Studying something doesn't require participation in that thing. You can become an expert by observing closely an understanding why certain tactics are and are not effective. You don't necessarily need to put it into practice yourself in order to understand it.
Personally I started training long after I started watching, and I think that I learned the vast majority of what I know long before I started training. Understanding and doing are different things.
First of all, I still stand by my comments.
As for the quotations above, no I disagree. To truly understand what works and what doesn't you have to practice it. If you seriously learned more prior to training then you might want to consider changing schools/teachers because in my 14 years of martial arts experience, I have never witnessed someone that knew more prior to their actual training. Saying something works because one reads it in a BJ Penn book (or something) is not the same as understanding why it works because you've tried it while the other guy was trying to hit you in the face and it either worked or didn't work. But that is beside the point I made.
The point I made was that Eddie was flat out wrong about the sport changing with respect to what "works". I never disagreed with what he said about the effectiveness of passing guard. That's how I would choose to fight. However, it doesn't mean that guys are not winning fights by not passing guard, nor does it mean that the game has changed in that respect.
I thought it was funny that he also mentioned rubber guard because the vast majority of guys that (try to) utilize rubber guard in MMA (the fights that I have seen) usually only accomplish one thing, and that is holding the guy in your guard.
I wish I had the time to watch the last 20 UFCs and count how many times rubber guard was used, how many times it was used properly/successfully vs. how many times a guy either won or advanced his position from striking within the guard.

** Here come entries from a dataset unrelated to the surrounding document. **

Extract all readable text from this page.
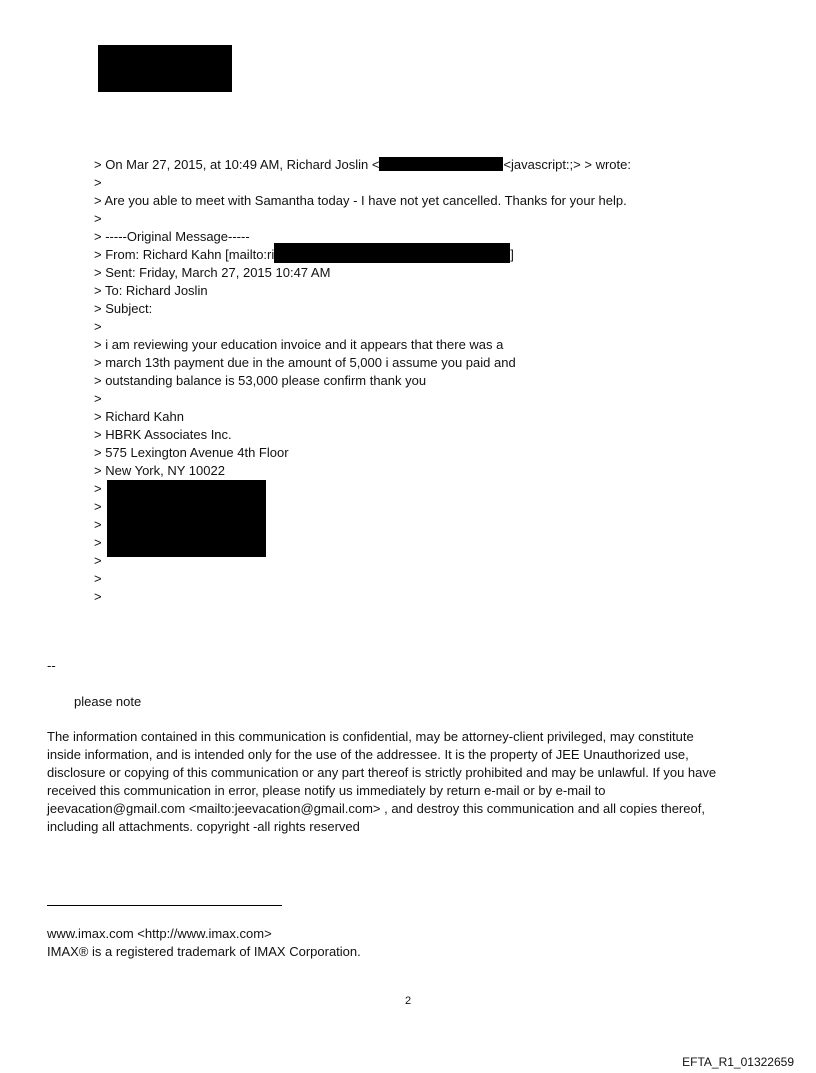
> On Mar 27, 2015, at 10:49 AM, Richard Joslin <	<javascript:;> > wrote:
>
> Are you able to meet with Samantha today - I have not yet cancelled. Thanks for your help.
>
> -----Original Message-----
> From: Richard Kahn [mailto:ri	]
> Sent: Friday, March 27, 2015 10:47 AM
> To: Richard Joslin
> Subject:
>
> i am reviewing your education invoice and it appears that there was a
> march 13th payment due in the amount of 5,000 i assume you paid and
> outstanding balance is 53,000 please confirm thank you
>
> Richard Kahn
> HBRK Associates Inc.
> 575 Lexington Avenue 4th Floor
> New York, NY 10022
>
>
>
>
>
>
>
--
please note
The information contained in this communication is confidential, may be attorney-client privileged, may constitute
inside information, and is intended only for the use of the addressee. It is the property of JEE Unauthorized use,
disclosure or copying of this communication or any part thereof is strictly prohibited and may be unlawful. If you have
received this communication in error, please notify us immediately by return e-mail or by e-mail to
jeevacation@gmail.com <mailto:jeevacation@gmail.com> , and destroy this communication and all copies thereof,
including all attachments. copyright -all rights reserved
www.imax.com <http://www.imax.com>
IMAX® is a registered trademark of IMAX Corporation.
2
EFTA_R1_01322659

I am confident that the numbers are not even close to what Bravo was saying/thinking.
What bothered me about it was that he was insinuating that his style has significantly evolved MMA (or something to that angle). MMA has certainly evolved to incorporate different guards, rather than the classic closed guard, if Bravo said that, then I would agree with him, striking from the guard has been, is and will be a big part of the game. Unless there is a rule change, I am confident it will stay the same.
All this article was was a huge advert for his style of JJ. What the heck is he saying that JJ is the only aspect of MMA where you get exposed? Give me a break. The comments he made about Hughes just about had me dry heaving.